I've taken my last run and my training is complete.
Since I'm pretty much always training for something, I've already decided what race will be next, but more on that next week.
Today, I'm thinking about Sunday, and I'm thinking about the past six months of running to prepare for this day.
I don't think it's dramatic to say that training for this race saved my sanity. I didn't realize or anticipate how hard our transition from Manhattan to the suburbs would be, and through the complications and the anxiety and the turmoil that comes with moving and owning a house, running was my constant.
Running was what I did when I didn't know what else to do. It was the thing I could do when I missed the city so much that it was hard to breathe. It was the thing I could do when I felt like our new house would never feel like home. It was the thing I could do when I needed to be reminded that I was still me, no matter where I was living.

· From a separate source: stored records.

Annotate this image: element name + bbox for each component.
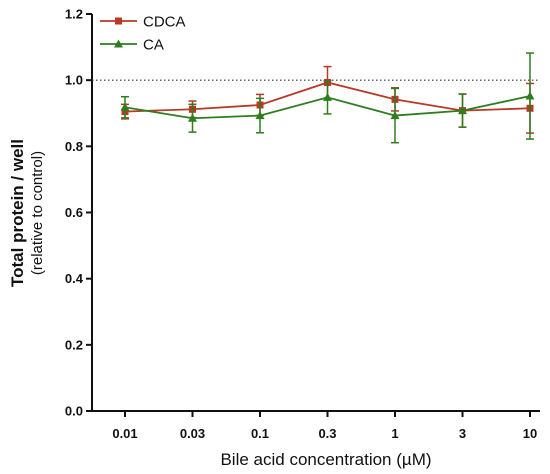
axes: 0.0 0.2 0.4 0.6 0.8 1.0 1.2 0.01 0.03 0.1 0.3 1 3 10 xyxy=(65,7,540,441)
x-tick-label: 0.1 xyxy=(251,426,269,441)
x-tick-label: 0.3 xyxy=(318,426,336,441)
data-point-ca xyxy=(188,113,197,122)
y-tick-label: 0.6 xyxy=(65,205,83,220)
y-tick-label: 0.2 xyxy=(65,337,83,352)
legend-marker-ca xyxy=(114,39,123,48)
data-point-ca xyxy=(390,111,400,120)
data-point-ca xyxy=(255,111,265,120)
legend-marker-cdca xyxy=(115,17,122,25)
y-tick-label: 1.2 xyxy=(65,7,83,22)
data-point-ca xyxy=(323,92,332,101)
x-tick-label: 0.03 xyxy=(180,426,205,441)
legend-label-cdca: CDCA xyxy=(143,14,186,31)
y-tick-label: 0.8 xyxy=(65,139,83,154)
x-tick-label: 10 xyxy=(523,426,537,441)
data-point-ca xyxy=(525,91,535,100)
y-axis-label: Total protein / well xyxy=(8,139,27,287)
y-tick-label: 0.0 xyxy=(65,404,83,419)
data-point-ca xyxy=(458,106,467,115)
x-tick-label: 1 xyxy=(391,426,398,441)
legend: CDCA CA xyxy=(100,14,186,54)
y-tick-label: 1.0 xyxy=(65,73,83,88)
x-tick-label: 3 xyxy=(459,426,466,441)
chart-marks xyxy=(120,52,535,144)
x-axis-label: Bile acid concentration (µM) xyxy=(220,450,431,469)
x-tick-label: 0.01 xyxy=(112,426,137,441)
data-point-ca xyxy=(120,102,130,111)
y-tick-label: 0.4 xyxy=(65,271,84,286)
y-axis-sublabel: (relative to control) xyxy=(29,151,46,275)
legend-label-ca: CA xyxy=(143,37,164,54)
series-ca xyxy=(120,52,535,144)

Nothing ever seemed quite as bad, and I never felt quite as sad, when my running shoes were hitting the pavement in that familiar staccato rhythm. Running untangled the knots that seemed to be permanent fixtures in my stomach, and it transported me to another place. A happy place.
Tomorrow morning is the six month anniversary of our move. And as I board the plane that will take me to the race I will take a minute to give thanks.

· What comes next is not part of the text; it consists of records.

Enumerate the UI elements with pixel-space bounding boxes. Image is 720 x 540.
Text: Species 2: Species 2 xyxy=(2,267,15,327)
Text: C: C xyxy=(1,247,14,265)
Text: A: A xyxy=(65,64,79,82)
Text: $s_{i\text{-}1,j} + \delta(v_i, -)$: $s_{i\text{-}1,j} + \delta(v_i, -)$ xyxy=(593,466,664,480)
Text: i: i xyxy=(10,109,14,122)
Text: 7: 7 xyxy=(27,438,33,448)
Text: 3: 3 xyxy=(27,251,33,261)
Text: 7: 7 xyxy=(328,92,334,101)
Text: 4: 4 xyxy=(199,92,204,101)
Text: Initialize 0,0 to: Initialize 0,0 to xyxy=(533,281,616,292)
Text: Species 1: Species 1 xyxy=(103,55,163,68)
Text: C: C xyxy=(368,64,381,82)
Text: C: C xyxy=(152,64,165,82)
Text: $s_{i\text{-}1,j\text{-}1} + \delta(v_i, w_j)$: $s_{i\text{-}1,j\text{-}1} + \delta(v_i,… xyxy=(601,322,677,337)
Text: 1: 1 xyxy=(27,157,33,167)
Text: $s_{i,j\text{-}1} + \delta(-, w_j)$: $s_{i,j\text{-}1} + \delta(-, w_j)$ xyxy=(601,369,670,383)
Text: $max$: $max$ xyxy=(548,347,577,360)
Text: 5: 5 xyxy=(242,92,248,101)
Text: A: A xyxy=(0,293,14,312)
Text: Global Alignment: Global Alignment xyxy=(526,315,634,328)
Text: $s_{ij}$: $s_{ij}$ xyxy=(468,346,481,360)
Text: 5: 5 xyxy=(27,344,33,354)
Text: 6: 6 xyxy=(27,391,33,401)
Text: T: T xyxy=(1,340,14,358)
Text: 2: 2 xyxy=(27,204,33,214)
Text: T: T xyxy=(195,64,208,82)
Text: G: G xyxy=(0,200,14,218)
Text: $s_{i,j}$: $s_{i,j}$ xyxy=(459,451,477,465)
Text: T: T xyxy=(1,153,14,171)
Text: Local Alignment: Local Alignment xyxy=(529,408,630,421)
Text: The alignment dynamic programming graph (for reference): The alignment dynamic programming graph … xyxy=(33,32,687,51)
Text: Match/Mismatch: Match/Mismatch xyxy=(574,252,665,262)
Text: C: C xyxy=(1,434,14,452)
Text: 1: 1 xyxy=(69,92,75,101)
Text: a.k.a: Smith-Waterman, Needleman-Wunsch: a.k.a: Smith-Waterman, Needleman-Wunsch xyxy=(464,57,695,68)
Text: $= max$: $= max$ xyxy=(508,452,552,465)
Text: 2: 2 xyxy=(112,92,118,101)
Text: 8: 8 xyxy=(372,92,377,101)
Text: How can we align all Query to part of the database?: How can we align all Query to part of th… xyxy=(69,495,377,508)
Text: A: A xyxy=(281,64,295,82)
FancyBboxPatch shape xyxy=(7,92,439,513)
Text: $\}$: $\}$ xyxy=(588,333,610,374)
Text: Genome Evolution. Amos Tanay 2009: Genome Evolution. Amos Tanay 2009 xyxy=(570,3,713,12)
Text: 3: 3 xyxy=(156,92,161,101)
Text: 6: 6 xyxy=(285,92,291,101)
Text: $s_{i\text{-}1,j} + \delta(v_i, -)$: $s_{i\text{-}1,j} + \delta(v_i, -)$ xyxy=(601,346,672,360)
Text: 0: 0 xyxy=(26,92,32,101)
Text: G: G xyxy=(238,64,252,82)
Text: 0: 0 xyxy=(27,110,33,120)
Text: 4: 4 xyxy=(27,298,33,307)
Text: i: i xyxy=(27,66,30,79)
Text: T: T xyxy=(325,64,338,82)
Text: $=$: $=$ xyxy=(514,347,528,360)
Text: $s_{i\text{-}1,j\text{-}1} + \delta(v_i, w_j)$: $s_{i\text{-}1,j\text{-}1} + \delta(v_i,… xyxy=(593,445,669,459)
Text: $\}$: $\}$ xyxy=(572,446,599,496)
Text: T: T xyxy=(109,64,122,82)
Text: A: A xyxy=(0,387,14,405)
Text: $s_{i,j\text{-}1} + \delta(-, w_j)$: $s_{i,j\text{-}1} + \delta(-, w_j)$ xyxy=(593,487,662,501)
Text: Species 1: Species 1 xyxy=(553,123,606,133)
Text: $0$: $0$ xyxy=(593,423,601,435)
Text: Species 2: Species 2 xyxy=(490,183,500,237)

To be grateful that our life in the city is no longer a painful memory, but something that I can look back on and smile. To be grateful that our house is now a home. To be grateful for the friends we have made and the neighborhood that we enjoy.

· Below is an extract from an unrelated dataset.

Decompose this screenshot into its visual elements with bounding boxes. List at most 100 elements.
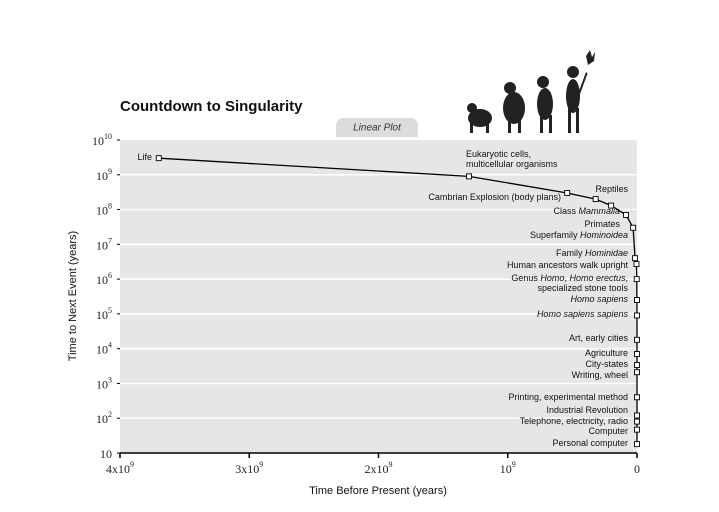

To be grateful for this sport that I love so fiercely, that gives me the clarity I need when I feel like I am floundering in darkness.
I am many things. I am a wife, a sister, a daughter and a friend. I am a lawyer and a writer. I am a homeowner and a brand new suburban resident. But even as I am all of these things, most of all I am a runner.
And this coming Sunday, as the sun rises over the city of Pittsburgh and the starting gun goes off, I will be running.